China's first exclusive agency catering to general-purpose aircraft opened its doors Sunday in Hangzhou, capital city of east China's Zhejiang Province, hoping to garner the treasure trove of rich civil capital around the Yangtze River Delta.
General-purpose aeroplanes include helicopters, police airplanes, agricultural airplanes, private jet with the core business of the Hangzhou 4S Shop is formed by helicopters and private jets although the shop also manufactures gliders.
So far, three exhibition halls have been open containing three helicopters are open, for a floor space of 800 square meters. A 160km/h civilian helicopter will lighten the wallet to the tune of 1.2 million yuan (about US$160,000), around the same as a BMW 735Li.
The 4S shop's helicopters were all assembled by Xijie Aeroplane Manufacturing Company, a private factory based in Xi'an, capital city of Shaanxi Province, with some spare parts coming from France. Fully operational, they can bear a two-person load on a 400-500km flight.
According to industry insiders, insurance for a private jet costing more than a million yuan comes up to 20,000-30,000 yuan (US$2,600-4,000) with a further 1,000-2,000 yuan (US$130-260) to be factored in for each hour of flight. Additionally, annual maintenance costs must be tallied up, although they can run on regular 97# petroleum.
The first private jet owner in Zhejiang was Qiu Deyuan, broad chairman of Zhejiang Daoyuan Group. His 65-million-yuan (about US$8.6 million)-Premier I could bear two pilots and six passengers, costing 4000 yuan (US$530) to run per hour of flight.
Compared with the United States, which is home to 100,000 private jets and around 270,000 general-purpose planes across 17,000 airports, China counts less than a hundred such, leaving its private jet market yawning.
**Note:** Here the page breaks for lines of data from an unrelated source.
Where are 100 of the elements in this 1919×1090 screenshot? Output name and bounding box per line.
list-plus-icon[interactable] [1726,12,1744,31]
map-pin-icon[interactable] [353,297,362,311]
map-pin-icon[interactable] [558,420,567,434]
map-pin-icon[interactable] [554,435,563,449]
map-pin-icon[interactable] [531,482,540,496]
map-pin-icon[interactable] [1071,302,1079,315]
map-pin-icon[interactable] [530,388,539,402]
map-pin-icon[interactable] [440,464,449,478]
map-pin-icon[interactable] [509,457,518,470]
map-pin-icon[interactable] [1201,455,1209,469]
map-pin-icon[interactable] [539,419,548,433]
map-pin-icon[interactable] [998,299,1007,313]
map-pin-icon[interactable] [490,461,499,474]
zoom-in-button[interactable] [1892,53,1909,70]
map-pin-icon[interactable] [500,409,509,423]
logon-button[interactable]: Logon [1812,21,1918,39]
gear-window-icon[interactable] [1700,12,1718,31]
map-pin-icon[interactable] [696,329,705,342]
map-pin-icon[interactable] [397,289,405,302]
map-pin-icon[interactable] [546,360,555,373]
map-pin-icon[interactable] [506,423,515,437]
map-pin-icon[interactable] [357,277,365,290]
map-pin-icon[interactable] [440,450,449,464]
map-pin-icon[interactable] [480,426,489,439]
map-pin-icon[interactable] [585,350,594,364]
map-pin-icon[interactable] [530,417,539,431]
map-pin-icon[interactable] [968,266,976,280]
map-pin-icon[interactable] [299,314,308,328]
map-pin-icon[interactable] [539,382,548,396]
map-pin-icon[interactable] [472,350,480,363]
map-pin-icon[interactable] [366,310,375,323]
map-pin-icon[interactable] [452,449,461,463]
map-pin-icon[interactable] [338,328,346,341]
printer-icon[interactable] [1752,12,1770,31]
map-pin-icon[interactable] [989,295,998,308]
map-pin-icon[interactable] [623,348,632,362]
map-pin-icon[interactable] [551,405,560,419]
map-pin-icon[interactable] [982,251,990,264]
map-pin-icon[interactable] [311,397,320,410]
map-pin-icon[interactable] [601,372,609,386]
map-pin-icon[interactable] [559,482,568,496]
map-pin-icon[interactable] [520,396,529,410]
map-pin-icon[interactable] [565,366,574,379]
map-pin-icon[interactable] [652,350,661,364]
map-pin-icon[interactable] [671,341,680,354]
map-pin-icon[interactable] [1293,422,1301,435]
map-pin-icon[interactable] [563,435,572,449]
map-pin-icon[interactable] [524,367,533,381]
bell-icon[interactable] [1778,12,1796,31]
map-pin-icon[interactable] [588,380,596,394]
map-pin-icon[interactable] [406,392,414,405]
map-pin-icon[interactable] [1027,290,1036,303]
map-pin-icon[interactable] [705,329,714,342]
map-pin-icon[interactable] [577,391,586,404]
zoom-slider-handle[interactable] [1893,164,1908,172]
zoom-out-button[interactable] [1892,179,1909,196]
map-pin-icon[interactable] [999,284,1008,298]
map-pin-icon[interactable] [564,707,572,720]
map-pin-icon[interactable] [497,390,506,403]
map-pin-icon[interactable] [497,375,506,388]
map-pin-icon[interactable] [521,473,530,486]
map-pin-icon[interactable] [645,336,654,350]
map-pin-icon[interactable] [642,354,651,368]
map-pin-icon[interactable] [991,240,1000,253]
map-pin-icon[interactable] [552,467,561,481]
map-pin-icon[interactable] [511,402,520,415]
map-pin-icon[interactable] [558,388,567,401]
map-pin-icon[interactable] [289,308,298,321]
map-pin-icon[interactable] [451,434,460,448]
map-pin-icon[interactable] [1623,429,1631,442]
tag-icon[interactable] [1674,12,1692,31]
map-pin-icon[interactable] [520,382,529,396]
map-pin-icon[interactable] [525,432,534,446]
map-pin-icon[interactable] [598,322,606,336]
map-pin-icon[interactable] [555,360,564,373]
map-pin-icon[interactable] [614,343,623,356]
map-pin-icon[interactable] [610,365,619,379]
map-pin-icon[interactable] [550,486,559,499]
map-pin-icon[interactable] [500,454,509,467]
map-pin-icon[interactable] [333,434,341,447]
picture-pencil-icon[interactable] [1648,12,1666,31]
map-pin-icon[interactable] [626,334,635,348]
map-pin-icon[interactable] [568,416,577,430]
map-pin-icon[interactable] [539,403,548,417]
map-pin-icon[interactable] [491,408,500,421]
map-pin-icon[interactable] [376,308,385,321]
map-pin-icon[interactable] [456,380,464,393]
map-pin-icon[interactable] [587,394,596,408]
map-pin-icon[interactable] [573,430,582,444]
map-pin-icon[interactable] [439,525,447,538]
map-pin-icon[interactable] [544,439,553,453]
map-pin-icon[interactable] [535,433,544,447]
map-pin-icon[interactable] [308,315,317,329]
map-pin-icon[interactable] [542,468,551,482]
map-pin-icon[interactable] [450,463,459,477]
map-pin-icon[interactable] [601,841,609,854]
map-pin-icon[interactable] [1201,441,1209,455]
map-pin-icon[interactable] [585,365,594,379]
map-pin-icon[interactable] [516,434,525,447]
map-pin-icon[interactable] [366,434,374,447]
Some Zhejiang real estate developers have sought to get ahead of the game, by including helipads as part of their residential complexes.
Some may see private jets as a sign of opulence alone but their convenience is obvious. On July 11, a Zhejiang businessman, who was injured in a car accident in Inner Mongolia, saved time and likely his life by chartering an executive jet and a helicopter to take him to hospital in Shanghai.
Besides medical emergencies, general-purpose planes can also bring enormous aid in patrolling, disaster relief and forest fire prevention scenarios.
Currently, the private jet market in Zhejiang is chaotic, said an insider, with no formal airports offering their services and only trial planes being operated.
"There is no specific regulation on small planes, and those that do exist for larger craft are insufficient. On top of this, requirements for landing strips are stricter governing small planes," He added.
At present all of China's airspace is under military control and general aviation flights must be approved by the air force and Civil Aviation Administration of China (CAAC) beforehand.
In most countries where low attitude airspace is open, only general aviation flights need to inform civil aviation authorities of their take-off.
For units applying for construction of a helipad, these must meet construction and technical standards and must be approved by local governments, the air force and the CAAC beforehand.
However, a CAAC statement dating back to April said China would bring in different control and management rules for different categories of airspaces, such as low and high altitude, by 2010. This would free up the skies for private aircraft.